In recent years, many authors have contributed to develop large databases suitable for comparative analyses, which describe life-history traits in diverse taxa including birds, mammals, amphibians, fish and angiosperms (Froese & Pauly 2000; Sekercioglu, Daily & Ehrlich 2004; Bielby et al. 2008; Sodhi et al. 2008; Jones et al. 2009). For this study, we decided to focus on mammals for several reasons. First, mammals are arguably the best-studied group with many species of conservation, economic and social interest. Second, the links between species traits and vulnerability have been extensively investigated in mammals with multiple comparative studies published showing how traits such as adult body mass, distribution range area, gestation length and population density are linked to vulnerability to extinction (Purvis et al. 2000; Fagan et al. 2001; Brashares 2003; Cardillo 2003; Cardillo et al. 2004, 2005, 2006, 2008; Davidson et al. 2009; Fritz, Bininda-Emonds & Purvis 2009). Finally, we had free online access (http://www.utheria.org/) to a large mammalian life-history data set, PanTHERIA (Jones et al. 2009), which was also used in several recent comparative studies (e.g., Bininda-Emonds et al. 2007; Cardillo et al. 2008; Davies et al. 2008; Fritz, Bininda-Emonds & Purvis 2009).
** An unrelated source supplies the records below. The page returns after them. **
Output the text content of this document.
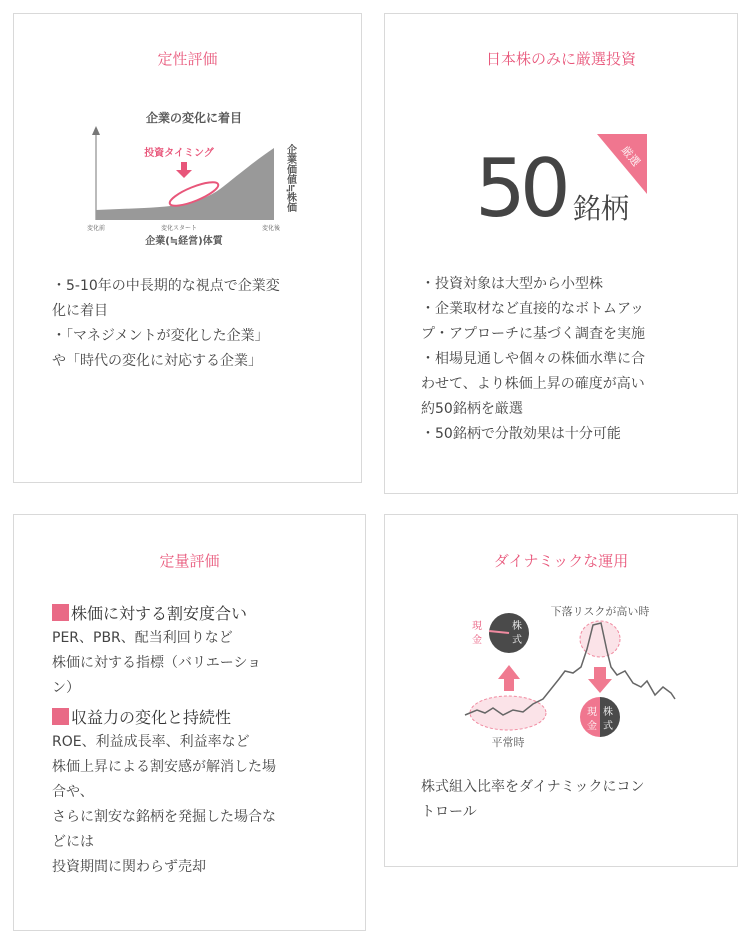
定性評価
企業の変化に着目
投資タイミング
変化前	変化スタート	変化後
企業(≒経営)体質
企業価値≒株価
・5-10年の中長期的な視点で企業変
化に着目
・「マネジメントが変化した企業」
や「時代の変化に対応する企業」
日本株のみに厳選投資
50 銘柄
厳選
・投資対象は大型から小型株
・企業取材など直接的なボトムアッ
プ・アプローチに基づく調査を実施
・相場見通しや個々の株価水準に合
わせて、より株価上昇の確度が高い
約50銘柄を厳選
・50銘柄で分散効果は十分可能
定量評価
株価に対する割安度合い
PER、PBR、配当利回りなど
株価に対する指標（バリエーショ
ン）
収益力の変化と持続性
ROE、利益成長率、利益率など
株価上昇による割安感が解消した場
合や、
さらに割安な銘柄を発掘した場合な
どには
投資期間に関わらず売却
ダイナミックな運用
下落リスクが高い時
平常時
株
式
現
金
現
金
株
式
株式組入比率をダイナミックにコン
トロール
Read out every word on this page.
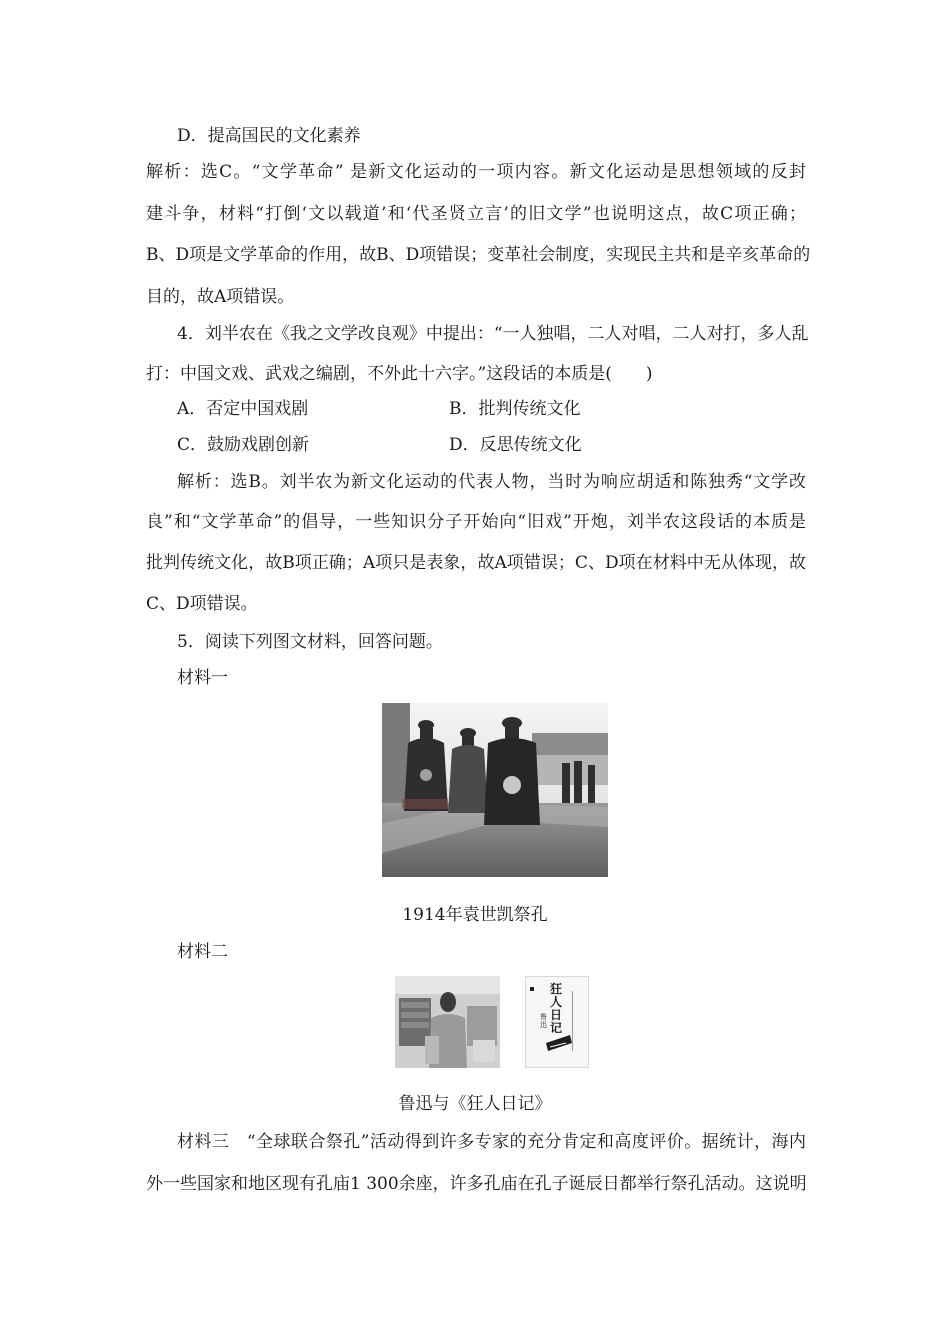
D．提高国民的文化素养
解析：选C。“文学革命” 是新文化运动的一项内容。新文化运动是思想领域的反封
建斗争，材料“打倒‘文以载道’和‘代圣贤立言’的旧文学”也说明这点，故C项正确；
B、D项是文学革命的作用，故B、D项错误；变革社会制度，实现民主共和是辛亥革命的
目的，故A项错误。
4．刘半农在《我之文学改良观》中提出：“一人独唱，二人对唱，二人对打，多人乱
打：中国文戏、武戏之编剧，不外此十六字。”这段话的本质是(　　)
A．否定中国戏剧	B．批判传统文化
C．鼓励戏剧创新	D．反思传统文化
解析：选B。刘半农为新文化运动的代表人物，当时为响应胡适和陈独秀“文学改
良”和“文学革命”的倡导，一些知识分子开始向“旧戏”开炮，刘半农这段话的本质是
批判传统文化，故B项正确；A项只是表象，故A项错误；C、D项在材料中无从体现，故
C、D项错误。
5．阅读下列图文材料，回答问题。
材料一
1914年袁世凯祭孔
材料二
狂人日记
鲁迅
鲁迅与《狂人日记》
材料三　“全球联合祭孔”活动得到许多专家的充分肯定和高度评价。据统计，海内
外一些国家和地区现有孔庙1 300余座，许多孔庙在孔子诞辰日都举行祭孔活动。这说明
In this study, we show that species’ ecology, life history and morphology explain variation in the quantity of data collected. Data appear to be not missing at random, and thus applying imputations techniques to fill data gaps may be difficult. Moreover, existing biases affect estimates obtained from comparative analyses suggesting the predictive ability of currently used models may be limited. Although our results are limited to mammalian species, the existence of data biases that can affect comparative analyses is likely common to other taxa. Overall, these findings highlight the importance of explicitly considering data biases in comparative analyses and ultimately, the need for gathering and publishing basic natural history data even if currently deemed ‘old-fashion’.